Why did you decide to write a new series?
“I’ve hopefully got another 20 or 30 years of writing books and at some point you have to introduce people to a new world and new characters. I love that first quartet of The Thursday Murder Club books, but I felt they probably needed a year off.
“It was time to find new people and a book that is a bit more globetrotting, where there’s more gunfire and helicopters than there might be in The Thursday Murder Club.
How different did it feel from writing The Thursday Murder Club?
“Not massively because my brain is the same and my natural instincts as a writer are the same. If people love The Thursday Murder Club, they will love this book as well because that British sensibility, the wit and the warmth is all there, but it’s lovely to put that on a different canvas.”
Have you visited the locations – St Lucia, South Carolina, Dubai and Dublin – that you write about in We Solve Murders?
“Yes. I don’t love doing research, so I thought I could just write about places I’ve already been, so I did that. I needed them to go somewhere exotic and I’d been to St Lucia a couple of years ago, which I love, so I wrote about it.”
Have you ever imagined which actors would play the characters?

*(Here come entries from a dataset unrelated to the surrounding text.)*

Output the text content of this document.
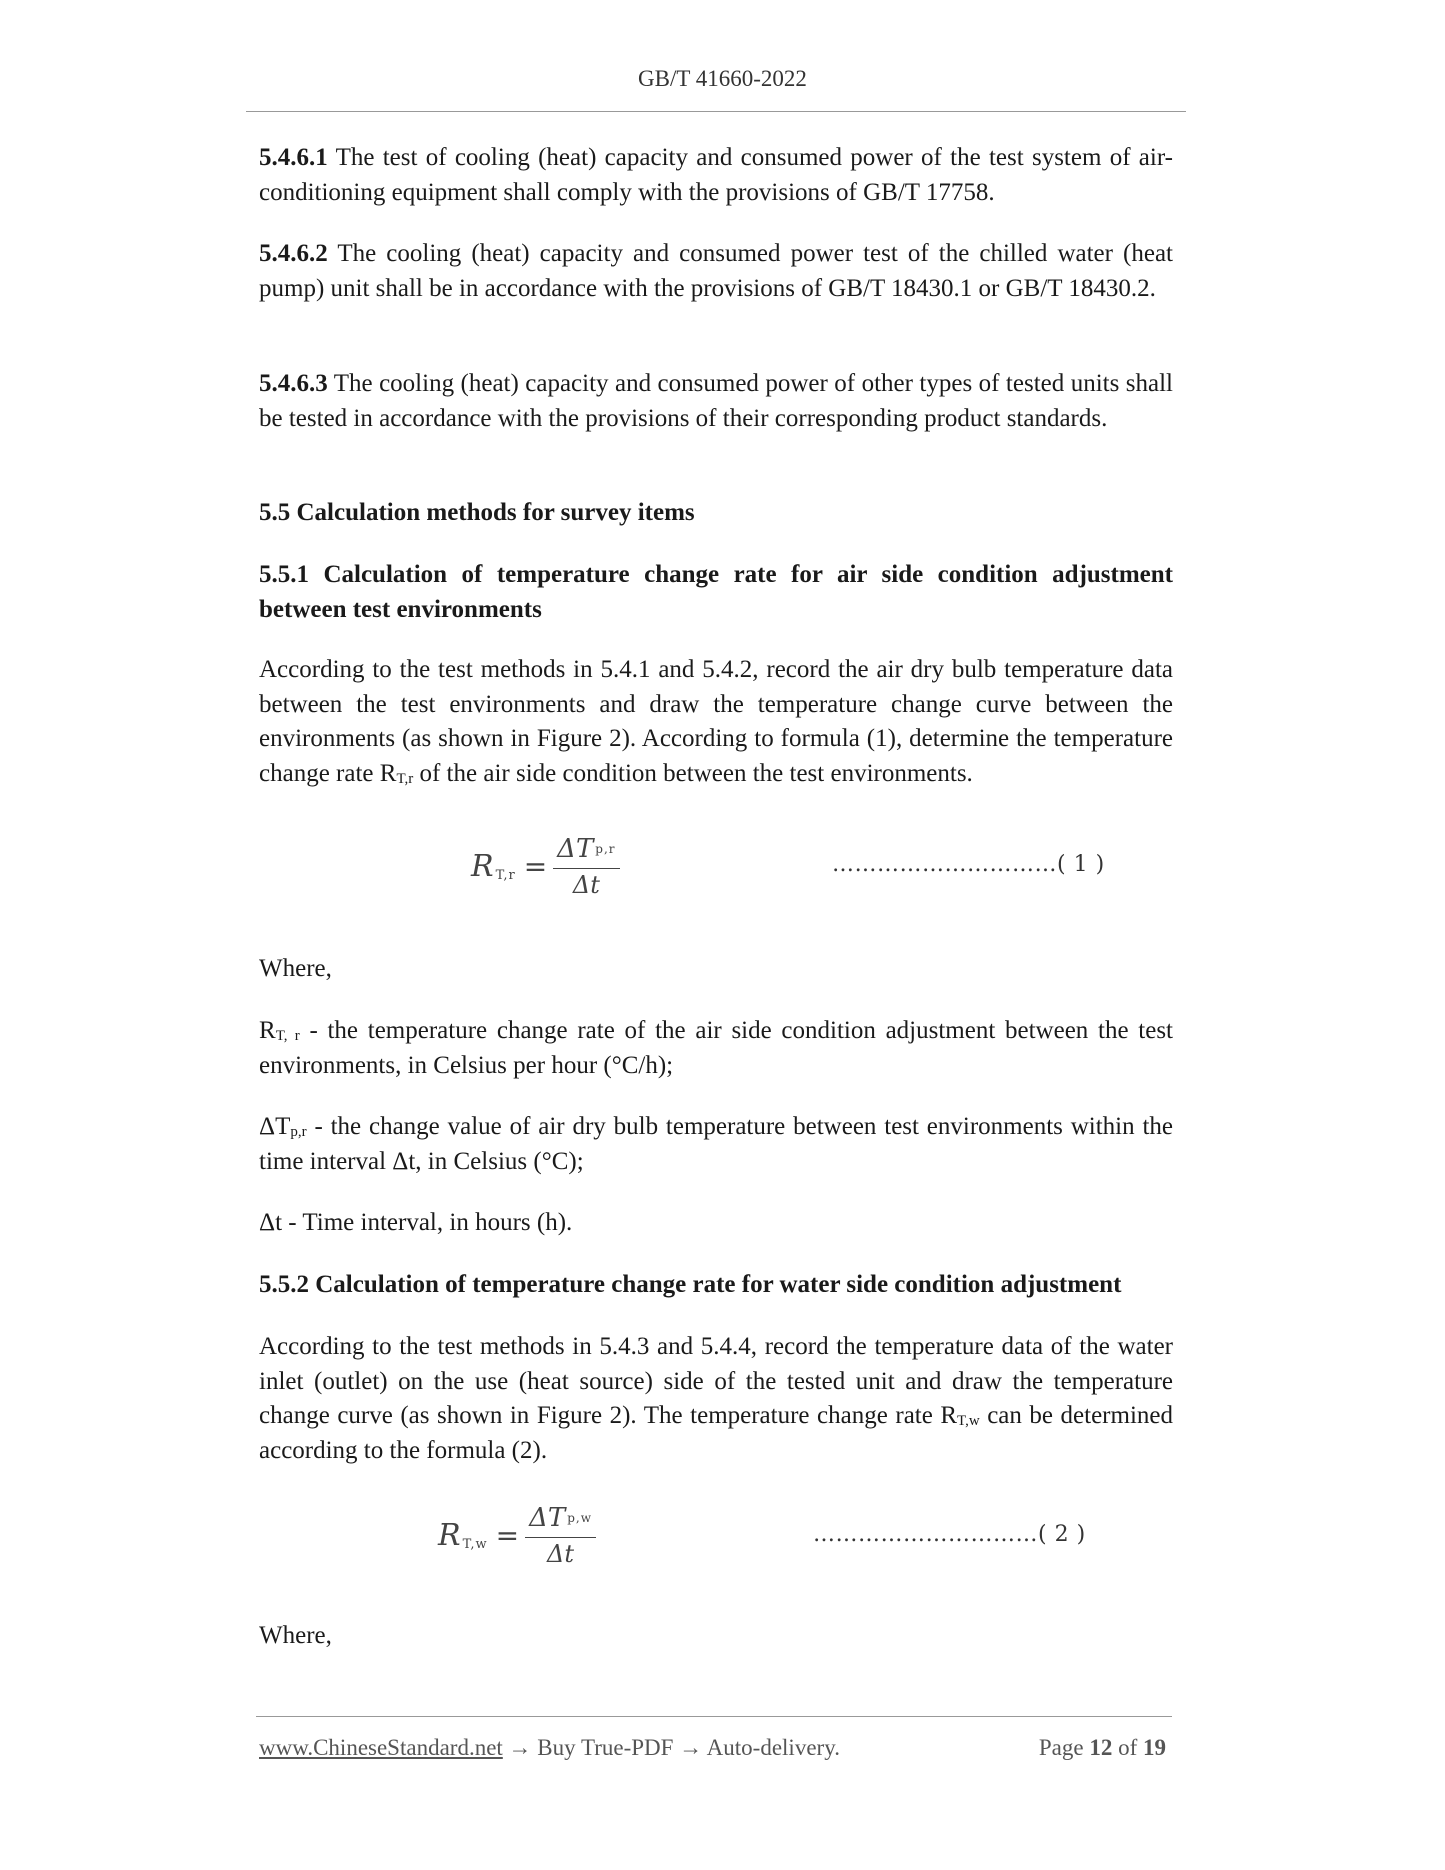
GB/T 41660-2022

5.4.6.1 The test of cooling (heat) capacity and consumed power of the test system of air-conditioning equipment shall comply with the provisions of GB/T 17758.

5.4.6.2 The cooling (heat) capacity and consumed power test of the chilled water (heat pump) unit shall be in accordance with the provisions of GB/T 18430.1 or GB/T 18430.2.

5.4.6.3 The cooling (heat) capacity and consumed power of other types of tested units shall be tested in accordance with the provisions of their corresponding product standards.

5.5 Calculation methods for survey items

5.5.1 Calculation of temperature change rate for air side condition adjustment between test environments

According to the test methods in 5.4.1 and 5.4.2, record the air dry bulb temperature data between the test environments and draw the temperature change curve between the environments (as shown in Figure 2). According to formula (1), determine the temperature change rate $R_{T,r}$ of the air side condition between the test environments.

R $T,r = \frac{\text{ΔT p,r}}{\Delta t}$	…………………………( 1 )

Where,

$R_{T, r}$ - the temperature change rate of the air side condition adjustment between the test environments, in Celsius per hour (°C/h);

$\Delta T_{p,r}$ - the change value of air dry bulb temperature between test environments within the time interval Δt, in Celsius (°C);

Δt - Time interval, in hours (h).

5.5.2 Calculation of temperature change rate for water side condition adjustment

According to the test methods in 5.4.3 and 5.4.4, record the temperature data of the water inlet (outlet) on the use (heat source) side of the tested unit and draw the temperature change curve (as shown in Figure 2). The temperature change rate $R_{T,w}$ can be determined according to the formula (2).

R $T,w = \frac{\text{ΔT p,w}}{\Delta t}$	…………………………( 2 )

Where,

www.ChineseStandard.net → Buy True-PDF → Auto-delivery.	Page 12 of 19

“No. I can’t imagine anyone playing any character. That’s not the way my brain works at all. I never write thinking about what this is going to be on screen one day, or that an actor could do this. I like to be inside the characters’ heads and I like to think of them as very real.
“It’s a lot of fun when people talk about casting, but when you’re writing, it’s impossible. When I write, I just go upstairs, shut the door, and Liesl the cat sits on my lap.”
Do you deliberately avoid graphic violence and sex in your novels?
“That stuff doesn’t interest me. I’m fascinated by evil and I’m fascinated by the violence that people do and the underworld, and the things that we don’t see in what goes on behind the doors in ordinary streets.
“I’m fascinated about the world we’re living in culturally – we’re constantly told that we hate each other, that no-one can ever agree on anything – but I really believe in the power of kind, strong people and in the power of empathy. That’s at the heart of all my books.”
How many more novels are you writing?
“I’m doing a couple more Thursday Murder Clubs for sure, and definitely another one of these. But that’s a question for the readers and whether they want more of them.”
We Solve Murders by Richard Osman is published by Viking, priced £22. Available now.